What is the company's business?
HPCL is the country's third largest integrated oil marketing company with over 6,000 retail outlets (nearly 27% of the total number of retail outlets) spread across the length and breadth of the country. The company has just over 20% of the market share in the diesel business, while a 25% market share in the retail petrol sales. Also, HPCL has a strong presence in the LPG business accounting for a quarter of the industry volumes and catering to over 19 m customers. The company operates two refineries, one at Visakhapatnam, with a rated capacity of 7.5 million metric tonnes (MMT) and the other at Mumbai, having capacity of 5.5 MMT.

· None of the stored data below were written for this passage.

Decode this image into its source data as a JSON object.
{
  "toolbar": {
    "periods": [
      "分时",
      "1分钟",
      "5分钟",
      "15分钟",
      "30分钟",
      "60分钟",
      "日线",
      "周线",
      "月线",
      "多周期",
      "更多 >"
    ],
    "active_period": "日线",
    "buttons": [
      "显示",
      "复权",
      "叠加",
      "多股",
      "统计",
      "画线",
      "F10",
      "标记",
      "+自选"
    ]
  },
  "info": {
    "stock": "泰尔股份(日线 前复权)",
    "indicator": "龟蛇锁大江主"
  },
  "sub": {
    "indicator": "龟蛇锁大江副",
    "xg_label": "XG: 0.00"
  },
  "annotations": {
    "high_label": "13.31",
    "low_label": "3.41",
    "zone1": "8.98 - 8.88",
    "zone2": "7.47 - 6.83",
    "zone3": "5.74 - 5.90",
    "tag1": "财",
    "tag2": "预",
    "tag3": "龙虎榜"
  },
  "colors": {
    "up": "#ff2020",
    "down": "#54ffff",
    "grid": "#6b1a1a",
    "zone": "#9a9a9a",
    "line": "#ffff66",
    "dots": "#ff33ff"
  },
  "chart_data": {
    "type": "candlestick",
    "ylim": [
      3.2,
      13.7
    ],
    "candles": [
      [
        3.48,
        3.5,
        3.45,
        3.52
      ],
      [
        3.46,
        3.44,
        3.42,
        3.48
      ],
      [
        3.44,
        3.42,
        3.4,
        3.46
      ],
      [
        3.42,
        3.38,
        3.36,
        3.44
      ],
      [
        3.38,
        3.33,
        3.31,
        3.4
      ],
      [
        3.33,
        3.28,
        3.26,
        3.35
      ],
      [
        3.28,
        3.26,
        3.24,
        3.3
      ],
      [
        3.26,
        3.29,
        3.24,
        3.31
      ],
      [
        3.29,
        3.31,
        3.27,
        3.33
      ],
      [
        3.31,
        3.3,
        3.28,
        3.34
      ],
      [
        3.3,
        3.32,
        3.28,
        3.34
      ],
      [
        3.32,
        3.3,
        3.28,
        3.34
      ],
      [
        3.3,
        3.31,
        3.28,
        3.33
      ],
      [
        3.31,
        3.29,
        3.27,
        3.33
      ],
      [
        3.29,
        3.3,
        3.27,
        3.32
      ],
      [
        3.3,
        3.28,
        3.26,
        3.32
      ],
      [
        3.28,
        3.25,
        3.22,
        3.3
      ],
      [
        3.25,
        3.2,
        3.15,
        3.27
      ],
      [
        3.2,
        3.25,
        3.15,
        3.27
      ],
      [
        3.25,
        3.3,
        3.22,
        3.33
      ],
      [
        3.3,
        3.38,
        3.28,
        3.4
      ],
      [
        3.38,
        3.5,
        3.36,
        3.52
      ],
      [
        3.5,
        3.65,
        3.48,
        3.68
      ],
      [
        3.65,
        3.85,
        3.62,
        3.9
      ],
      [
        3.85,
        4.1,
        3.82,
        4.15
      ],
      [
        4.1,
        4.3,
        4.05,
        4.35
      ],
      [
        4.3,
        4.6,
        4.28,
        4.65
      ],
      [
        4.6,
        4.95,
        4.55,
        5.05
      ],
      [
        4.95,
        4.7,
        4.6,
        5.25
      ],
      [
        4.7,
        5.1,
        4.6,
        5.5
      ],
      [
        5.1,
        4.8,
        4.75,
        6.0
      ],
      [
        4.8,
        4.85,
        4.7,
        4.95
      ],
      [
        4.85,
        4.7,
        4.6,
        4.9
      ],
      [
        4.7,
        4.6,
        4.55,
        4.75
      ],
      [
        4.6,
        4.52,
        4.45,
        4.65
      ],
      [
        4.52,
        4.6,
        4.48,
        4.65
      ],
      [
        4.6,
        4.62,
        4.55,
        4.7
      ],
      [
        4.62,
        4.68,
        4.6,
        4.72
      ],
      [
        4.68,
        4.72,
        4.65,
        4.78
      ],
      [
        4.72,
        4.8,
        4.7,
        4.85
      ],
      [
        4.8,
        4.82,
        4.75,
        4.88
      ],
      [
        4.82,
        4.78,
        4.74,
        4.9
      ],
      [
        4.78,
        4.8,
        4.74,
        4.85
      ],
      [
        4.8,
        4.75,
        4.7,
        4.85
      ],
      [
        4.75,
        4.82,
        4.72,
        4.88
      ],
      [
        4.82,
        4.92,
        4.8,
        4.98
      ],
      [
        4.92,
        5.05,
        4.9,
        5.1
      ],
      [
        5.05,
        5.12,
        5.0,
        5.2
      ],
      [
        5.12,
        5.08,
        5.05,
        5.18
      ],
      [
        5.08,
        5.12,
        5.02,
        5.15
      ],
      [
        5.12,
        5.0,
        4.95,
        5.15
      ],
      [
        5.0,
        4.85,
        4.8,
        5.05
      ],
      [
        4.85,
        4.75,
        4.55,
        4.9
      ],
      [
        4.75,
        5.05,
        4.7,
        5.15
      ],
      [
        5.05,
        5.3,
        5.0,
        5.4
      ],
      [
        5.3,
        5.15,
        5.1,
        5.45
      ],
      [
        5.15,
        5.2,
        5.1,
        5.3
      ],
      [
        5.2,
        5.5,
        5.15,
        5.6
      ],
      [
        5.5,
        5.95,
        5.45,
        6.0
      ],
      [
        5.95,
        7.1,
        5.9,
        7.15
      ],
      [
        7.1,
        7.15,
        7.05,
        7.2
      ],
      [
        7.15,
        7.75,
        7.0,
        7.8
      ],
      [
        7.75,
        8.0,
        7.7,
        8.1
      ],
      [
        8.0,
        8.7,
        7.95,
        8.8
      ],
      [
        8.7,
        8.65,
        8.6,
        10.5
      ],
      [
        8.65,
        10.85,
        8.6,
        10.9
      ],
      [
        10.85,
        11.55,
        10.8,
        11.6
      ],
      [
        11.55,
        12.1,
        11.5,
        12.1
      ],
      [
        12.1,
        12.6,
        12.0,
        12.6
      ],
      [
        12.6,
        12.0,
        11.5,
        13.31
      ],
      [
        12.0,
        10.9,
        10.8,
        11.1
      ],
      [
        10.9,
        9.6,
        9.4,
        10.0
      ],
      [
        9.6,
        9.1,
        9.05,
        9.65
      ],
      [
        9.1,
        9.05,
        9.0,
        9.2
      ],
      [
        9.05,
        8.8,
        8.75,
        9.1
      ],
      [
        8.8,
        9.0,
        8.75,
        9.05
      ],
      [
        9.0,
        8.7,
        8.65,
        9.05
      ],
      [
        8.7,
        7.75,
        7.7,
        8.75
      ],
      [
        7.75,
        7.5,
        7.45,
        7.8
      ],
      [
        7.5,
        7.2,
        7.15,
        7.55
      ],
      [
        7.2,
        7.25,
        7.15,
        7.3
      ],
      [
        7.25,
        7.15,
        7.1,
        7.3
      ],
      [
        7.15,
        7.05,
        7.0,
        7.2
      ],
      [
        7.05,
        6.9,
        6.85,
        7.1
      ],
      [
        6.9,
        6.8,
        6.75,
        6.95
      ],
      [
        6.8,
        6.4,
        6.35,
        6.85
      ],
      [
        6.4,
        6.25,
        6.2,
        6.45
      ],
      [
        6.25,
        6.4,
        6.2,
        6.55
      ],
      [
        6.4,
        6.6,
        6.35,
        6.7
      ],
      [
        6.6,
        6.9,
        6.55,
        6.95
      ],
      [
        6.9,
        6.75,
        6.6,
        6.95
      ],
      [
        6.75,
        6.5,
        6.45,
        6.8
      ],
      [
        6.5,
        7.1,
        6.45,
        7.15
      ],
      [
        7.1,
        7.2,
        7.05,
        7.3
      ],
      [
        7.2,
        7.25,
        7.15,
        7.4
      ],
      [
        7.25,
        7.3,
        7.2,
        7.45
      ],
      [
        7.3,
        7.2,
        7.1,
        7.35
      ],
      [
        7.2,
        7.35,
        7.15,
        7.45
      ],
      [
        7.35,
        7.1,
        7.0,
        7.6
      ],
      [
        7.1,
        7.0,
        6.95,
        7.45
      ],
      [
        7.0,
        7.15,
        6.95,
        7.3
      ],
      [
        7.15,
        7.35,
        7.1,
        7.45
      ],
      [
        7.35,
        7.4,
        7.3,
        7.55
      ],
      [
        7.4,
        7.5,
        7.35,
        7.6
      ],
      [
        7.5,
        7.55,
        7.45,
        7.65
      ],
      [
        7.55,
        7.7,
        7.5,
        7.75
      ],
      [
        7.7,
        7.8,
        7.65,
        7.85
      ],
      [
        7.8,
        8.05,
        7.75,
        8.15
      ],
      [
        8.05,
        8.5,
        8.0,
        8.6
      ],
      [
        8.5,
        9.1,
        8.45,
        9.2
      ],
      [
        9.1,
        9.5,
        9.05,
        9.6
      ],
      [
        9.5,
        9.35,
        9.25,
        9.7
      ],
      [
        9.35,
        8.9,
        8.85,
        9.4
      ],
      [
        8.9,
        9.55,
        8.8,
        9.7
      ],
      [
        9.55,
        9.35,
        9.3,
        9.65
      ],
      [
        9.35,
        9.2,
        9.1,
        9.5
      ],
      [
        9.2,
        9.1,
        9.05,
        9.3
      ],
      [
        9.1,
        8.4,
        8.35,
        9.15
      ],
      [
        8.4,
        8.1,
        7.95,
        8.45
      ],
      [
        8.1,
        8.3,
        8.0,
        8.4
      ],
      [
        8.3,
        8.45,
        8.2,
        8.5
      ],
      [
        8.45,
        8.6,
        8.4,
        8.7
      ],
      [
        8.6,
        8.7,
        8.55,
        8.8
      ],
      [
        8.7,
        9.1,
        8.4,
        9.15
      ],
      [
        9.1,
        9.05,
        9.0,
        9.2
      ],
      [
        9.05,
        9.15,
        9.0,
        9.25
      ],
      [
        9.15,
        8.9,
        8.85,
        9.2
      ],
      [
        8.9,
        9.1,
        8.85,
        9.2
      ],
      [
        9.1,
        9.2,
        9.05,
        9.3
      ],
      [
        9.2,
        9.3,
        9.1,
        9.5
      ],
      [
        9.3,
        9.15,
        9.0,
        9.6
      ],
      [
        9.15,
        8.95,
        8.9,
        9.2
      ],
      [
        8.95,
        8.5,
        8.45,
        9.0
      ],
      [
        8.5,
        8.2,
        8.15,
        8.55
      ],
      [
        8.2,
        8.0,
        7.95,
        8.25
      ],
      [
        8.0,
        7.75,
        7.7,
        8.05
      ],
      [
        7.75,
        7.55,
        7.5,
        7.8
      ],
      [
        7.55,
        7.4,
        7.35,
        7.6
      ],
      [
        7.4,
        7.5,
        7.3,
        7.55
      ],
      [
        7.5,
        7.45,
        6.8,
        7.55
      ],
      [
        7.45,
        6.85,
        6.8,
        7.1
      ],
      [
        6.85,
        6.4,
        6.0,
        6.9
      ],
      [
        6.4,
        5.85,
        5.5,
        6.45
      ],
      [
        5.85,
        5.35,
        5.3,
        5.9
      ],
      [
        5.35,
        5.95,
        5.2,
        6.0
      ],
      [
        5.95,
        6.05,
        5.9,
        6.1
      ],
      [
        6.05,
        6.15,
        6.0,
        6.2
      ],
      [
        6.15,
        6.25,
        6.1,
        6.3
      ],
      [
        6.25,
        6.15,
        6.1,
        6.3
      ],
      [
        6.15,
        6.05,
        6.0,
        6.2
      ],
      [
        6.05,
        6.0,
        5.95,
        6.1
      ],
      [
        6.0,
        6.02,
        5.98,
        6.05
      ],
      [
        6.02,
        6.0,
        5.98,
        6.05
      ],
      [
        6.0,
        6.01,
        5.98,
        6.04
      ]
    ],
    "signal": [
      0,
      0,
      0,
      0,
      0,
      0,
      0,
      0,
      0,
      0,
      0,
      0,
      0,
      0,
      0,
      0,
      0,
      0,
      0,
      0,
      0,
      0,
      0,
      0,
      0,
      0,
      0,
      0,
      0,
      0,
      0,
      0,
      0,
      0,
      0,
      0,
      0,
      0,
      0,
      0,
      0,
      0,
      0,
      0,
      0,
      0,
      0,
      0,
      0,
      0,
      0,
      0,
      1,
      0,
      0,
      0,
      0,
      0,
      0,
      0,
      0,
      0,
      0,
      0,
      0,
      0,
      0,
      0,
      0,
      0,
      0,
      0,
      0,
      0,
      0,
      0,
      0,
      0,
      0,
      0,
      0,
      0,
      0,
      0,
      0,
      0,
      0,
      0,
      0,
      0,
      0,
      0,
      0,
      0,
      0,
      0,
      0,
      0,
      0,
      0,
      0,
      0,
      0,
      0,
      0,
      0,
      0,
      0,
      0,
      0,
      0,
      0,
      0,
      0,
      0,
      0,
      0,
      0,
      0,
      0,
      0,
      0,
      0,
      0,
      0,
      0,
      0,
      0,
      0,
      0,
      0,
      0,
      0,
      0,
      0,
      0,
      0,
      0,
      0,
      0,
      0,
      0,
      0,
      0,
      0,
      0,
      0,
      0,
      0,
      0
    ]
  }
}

(Rs m) 3QFY04 3QFY05 Change 9mFY04 9mFY05 Change
Net sales 129,390 162,271 25.4% 369,642 434,099 17.4%
Expenditure 116,202 157,624 35.6% 345,661 418,140 21.0%
Operating profit (EBDITA) 13,188 4,647 -64.8% 23,981 15,959 -33.5%
EBDITA margin (%) 10.2% 2.9%   6.5% 3.7%  
Other income 566 1,012 78.8% 2,319 2,127 -8.3%
Interest 166 319 92.6% 394 650 65.2%
Depreciation 1,492 1,623 8.8% 4,435 4,718 6.4%
Profit before tax 12,097 3,717 -69.3% 21,472 12,717 -40.8%
Tax 4,340 1,357 -68.7% 7,703 4,942 -35.8%
Profit after tax/(loss) 7,757 2,359 -69.6% 13,769 7,775 -43.5%
Net profit margin (%) 6.0% 1.5%   3.7% 1.8%  
No. of shares (m) 338.9 338.9   338.9 338.9  
Diluted earnings per share (Rs)* 91.6 27.8   54.2 30.6  
Price to earnings ratio (x)   12.1     11.0  
(* annualised)            

What went wrong during 9mFY05?
Robust volumes help realisations:  During 9mFY05, the topline has improved by a decent 17%. This growth could largely be attributed to higher volumes witnessed in the domestic markets. To put things in perspective, while diesel (constituting 40% of petro products sale) sales grew by 6.5% during 9mFY05, LPG sales continued with the double-digit growth, witnessing a jump of over 11% YoY. Further, price hikes during the 3QFY05 also helped boost topline.

Expenditure Table
(%) of sales 3QFY04 3QFY05 9mFY04 9mFY05
Consumption of raw materials 26.8% 43.1% 30.3% 36.0%
Purchase for resale 55.3% 49.8% 57.5% 55.4%
Staff cost 1.1% 0.9% 1.2% 1.1%
Other expenditure 6.6% 3.2% 4.6% 3.8%

Its ‘crude' politics:  HPCL witnessed a sharp decline of over 7% in operating margins during 3QFY05 on the back of rising raw material (read crude oil) costs and inventory losses. To put things in perspective, crude oil prices touched record high of over US$ 55 per barrel. Following the trend, product prices at the refinery gate peaked with petrol touching US$ 55 per barrel and diesel at US$ 54 per barrel. Also, product prices at the retail level were not allowed to increase in line with costs, thereby impacting margins.

Other income fails to boost bottomline:  HPCL witnessed a significant dip of nearly 70% in the bottomline during 3QFY05 despite a strong growth of nearly 79% in other income. High interest cost, which rose by 93% YoY (could be largely due to high working capital costs) also created a significant dent in the bottomline.

What to expect?
At Rs 336, the stock is trading at a price to earnings multiple of 11 times annualized 9mFY05 earnings (price to cash flow multiple of 9.1 times). The current fiscal been a turbulent one for the oil marketing companies on the back of elections, populist measures and rise in raw material prices. However, we believe that the companies are likely to witness some deregulation going forward as private participation increases. Further, HPCL is expanding refining capacity to over 16 MMT over the next couple of years, which would help the company capture refining margins on its balance sheet, while reducing external dependence.

As per our estimates, at Rs 336, the company trades at a price to cash flow multiple of 3.9 times our FY07E earnings. We believe that the company's focus towards production of higher yield products and the growing retail demand are likely to help margins improve going forward. As a result, we reiterate our view and maintain our ‘BUY' recommendation on the stock.